Разногласия между Чеховым и Сувориным особенно обострились к началу девяностых годов, после поездки Чехова на Сахалин, сыгравшей, как мы увидим, большую роль и в формировании его мировоззрения и в его творчестве. С 1893 года Чехов порвал с «Новым временем» и не давал уже более ни строчки в эту газету. За год до этого, в 1892 году, между ним и Сувориным разгорелся интереснейший спор, содержанием которого был наиболее важный для Чехова, жизненно важный для него вопрос.
На процитированное нами в предыдущей главе письмо Антона Павловича, в котором он говорил о необходимости для писателя больших, вдохновляющих целей, Суворин прислал лукавый ответ. Он рассказывал, что показал это письмо Чехова некоей даме. Дама ужаснулась «мрачности», «пессимистичности» письма и под этим «гнетущим» впечатлением, в свою очередь, написала Суворину письмо. Содержание ее весьма «красивого», «возвышенного» письма сводилось к довольно простой мысли, что жизнь хороша сама по себе и что не нужно никаких целей. «Цель жизни, — писала дама, — это сама жизнь… Я верю в жизнь, в ее светлые минуты, ради которых не только можно, но и должно жить, верю в человека, в хорошие стороны его души».

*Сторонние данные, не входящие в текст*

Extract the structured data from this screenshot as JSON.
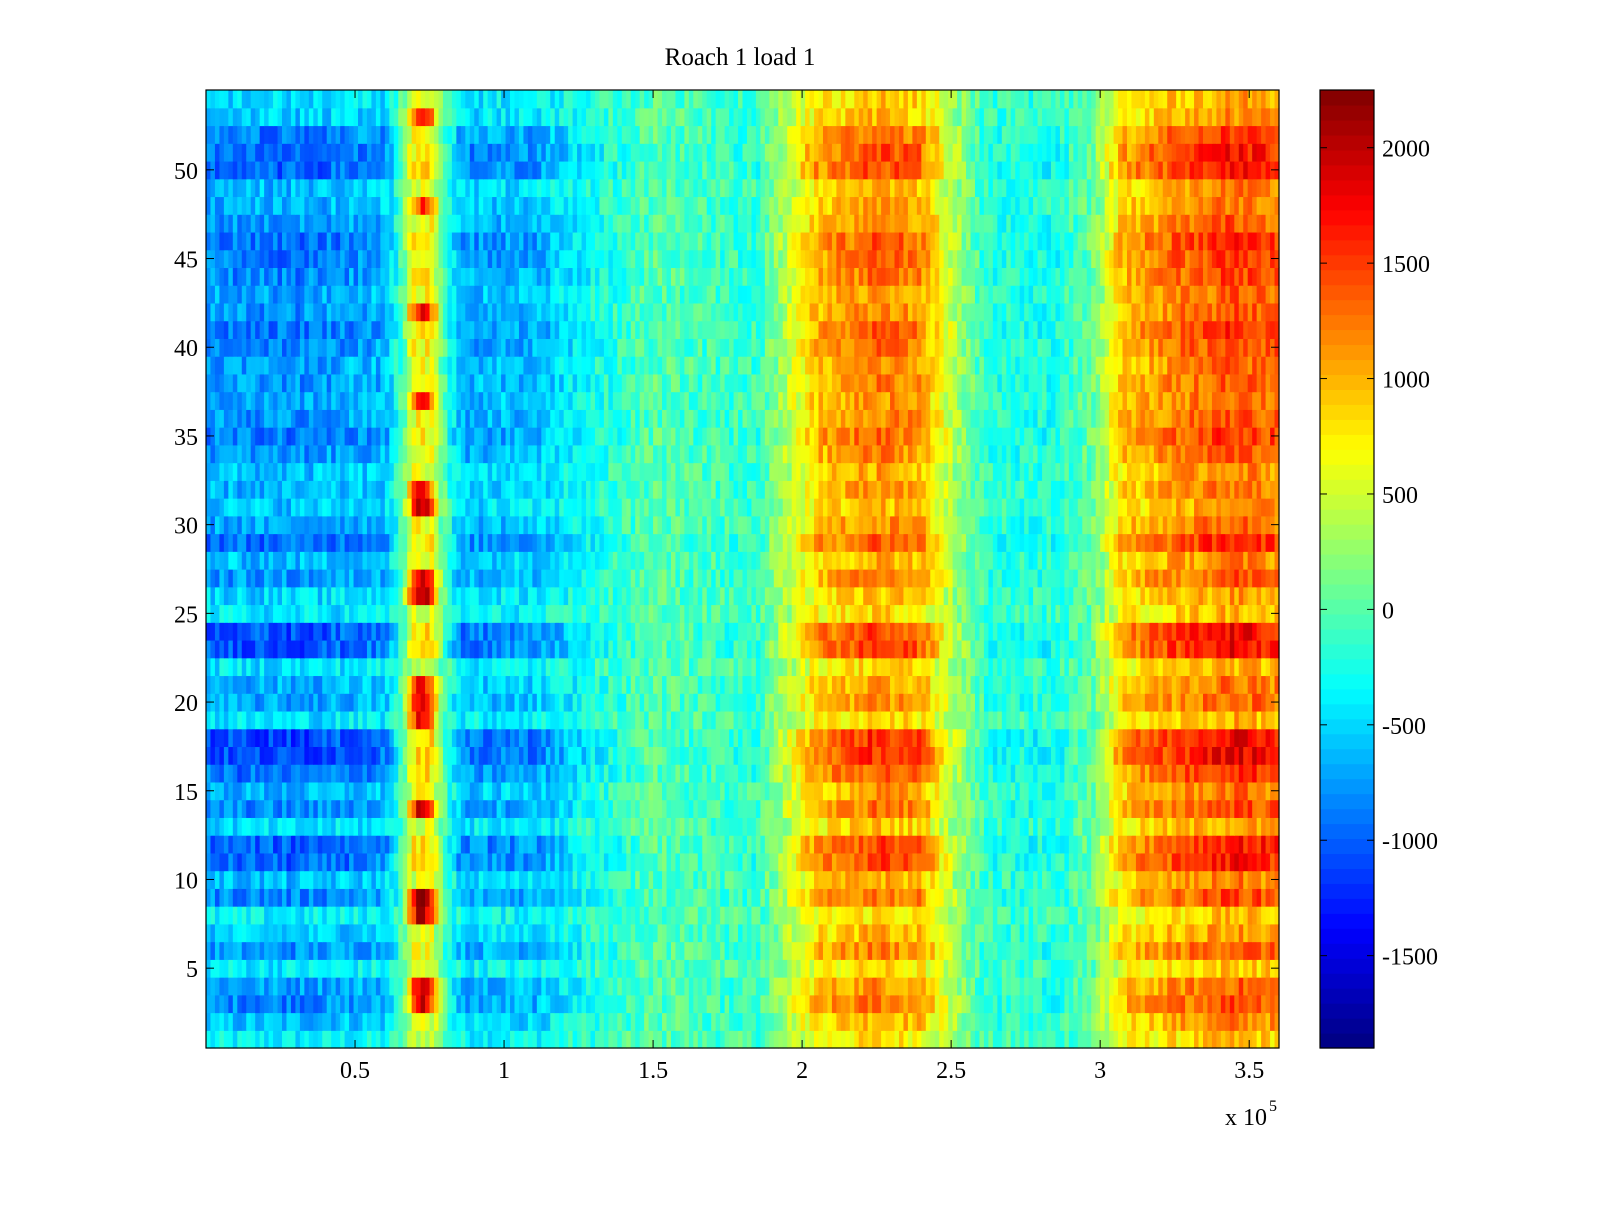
{
  "chart_data": {
    "type": "heatmap",
    "title": "Roach 1 load 1",
    "xlabel": "",
    "ylabel": "",
    "x_exponent_label": "x 10",
    "x_exponent_power": "5",
    "xlim": [
      0,
      360000
    ],
    "ylim": [
      0.5,
      54.5
    ],
    "x_ticks": [
      50000,
      100000,
      150000,
      200000,
      250000,
      300000,
      350000
    ],
    "x_tick_labels": [
      "0.5",
      "1",
      "1.5",
      "2",
      "2.5",
      "3",
      "3.5"
    ],
    "y_ticks": [
      5,
      10,
      15,
      20,
      25,
      30,
      35,
      40,
      45,
      50
    ],
    "y_tick_labels": [
      "5",
      "10",
      "15",
      "20",
      "25",
      "30",
      "35",
      "40",
      "45",
      "50"
    ],
    "rows": 54,
    "colormap": "jet",
    "clim": [
      -1900,
      2250
    ],
    "colorbar_ticks": [
      -1500,
      -1000,
      -500,
      0,
      500,
      1000,
      1500,
      2000
    ],
    "colorbar_tick_labels": [
      "-1500",
      "-1000",
      "-500",
      "0",
      "500",
      "1000",
      "1500",
      "2000"
    ],
    "x_profile": [
      {
        "x": 0,
        "v": -800
      },
      {
        "x": 30000,
        "v": -850
      },
      {
        "x": 60000,
        "v": -700
      },
      {
        "x": 67000,
        "v": 0
      },
      {
        "x": 73000,
        "v": 1200
      },
      {
        "x": 79000,
        "v": 0
      },
      {
        "x": 86000,
        "v": -700
      },
      {
        "x": 110000,
        "v": -650
      },
      {
        "x": 130000,
        "v": -300
      },
      {
        "x": 150000,
        "v": 0
      },
      {
        "x": 170000,
        "v": -100
      },
      {
        "x": 185000,
        "v": -150
      },
      {
        "x": 196000,
        "v": 500
      },
      {
        "x": 205000,
        "v": 1000
      },
      {
        "x": 225000,
        "v": 1300
      },
      {
        "x": 240000,
        "v": 1150
      },
      {
        "x": 250000,
        "v": 450
      },
      {
        "x": 262000,
        "v": -200
      },
      {
        "x": 285000,
        "v": -250
      },
      {
        "x": 298000,
        "v": 100
      },
      {
        "x": 307000,
        "v": 950
      },
      {
        "x": 325000,
        "v": 1250
      },
      {
        "x": 345000,
        "v": 1500
      },
      {
        "x": 360000,
        "v": 1350
      }
    ],
    "row_amplitude": [
      0.2,
      0.6,
      1.0,
      0.8,
      0.2,
      0.9,
      0.5,
      0.2,
      1.0,
      0.6,
      1.3,
      1.3,
      0.4,
      1.0,
      0.7,
      1.2,
      1.5,
      1.5,
      0.3,
      0.8,
      0.7,
      0.3,
      1.4,
      1.4,
      0.3,
      0.4,
      0.9,
      0.6,
      1.2,
      0.8,
      0.5,
      0.7,
      0.6,
      0.9,
      1.1,
      0.9,
      0.8,
      0.9,
      0.8,
      1.0,
      1.1,
      0.9,
      0.8,
      1.0,
      1.1,
      1.2,
      0.9,
      0.7,
      0.6,
      1.3,
      1.3,
      1.1,
      0.5,
      0.4
    ],
    "vertical_stripe_center": 72500,
    "vertical_stripe_peaks": [
      {
        "y": 3,
        "v": 1900
      },
      {
        "y": 4,
        "v": 1900
      },
      {
        "y": 8,
        "v": 2100
      },
      {
        "y": 9,
        "v": 2100
      },
      {
        "y": 14,
        "v": 1900
      },
      {
        "y": 19,
        "v": 1800
      },
      {
        "y": 20,
        "v": 1800
      },
      {
        "y": 21,
        "v": 1700
      },
      {
        "y": 26,
        "v": 2100
      },
      {
        "y": 27,
        "v": 1900
      },
      {
        "y": 31,
        "v": 2000
      },
      {
        "y": 32,
        "v": 1700
      },
      {
        "y": 37,
        "v": 1600
      },
      {
        "y": 42,
        "v": 1700
      },
      {
        "y": 48,
        "v": 1500
      },
      {
        "y": 53,
        "v": 1700
      }
    ]
  }
}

Суворин целиком присоединяется к высказываниям «оптимистической» дамы.
Знаменателен ответ Чехова.
«Неужели все это искренно и значит что-нибудь? Это не воззрение, а монпасье… Под влиянием ее письма Вы пишете мне о «жизни для жизни». Покорно Вас благодарю. Ведь ее жизнерадостное письмо в 1000 раз больше похоже на могилу/ чем мое. Я пишу, что нет целей, и Вы понимаете, что эти цели я считаю необходимыми и охотно бы пошел искать их, а С. пишет, что не следует манить человека всякими благами, которых он никогда не получит… «цени то, что есть», и, по ее мнению, вся наша беда в том, что мы все ищем каких-то высших и отдаленных целей… Кто искренно думает, что высшие и отдаленные цели человеку нужны так же мало, как корове, что в этих целях «вся наша беда», тому остается кушать, пить, спать, или, когда это надоест, разбежаться и хватить лбом об угол сундука».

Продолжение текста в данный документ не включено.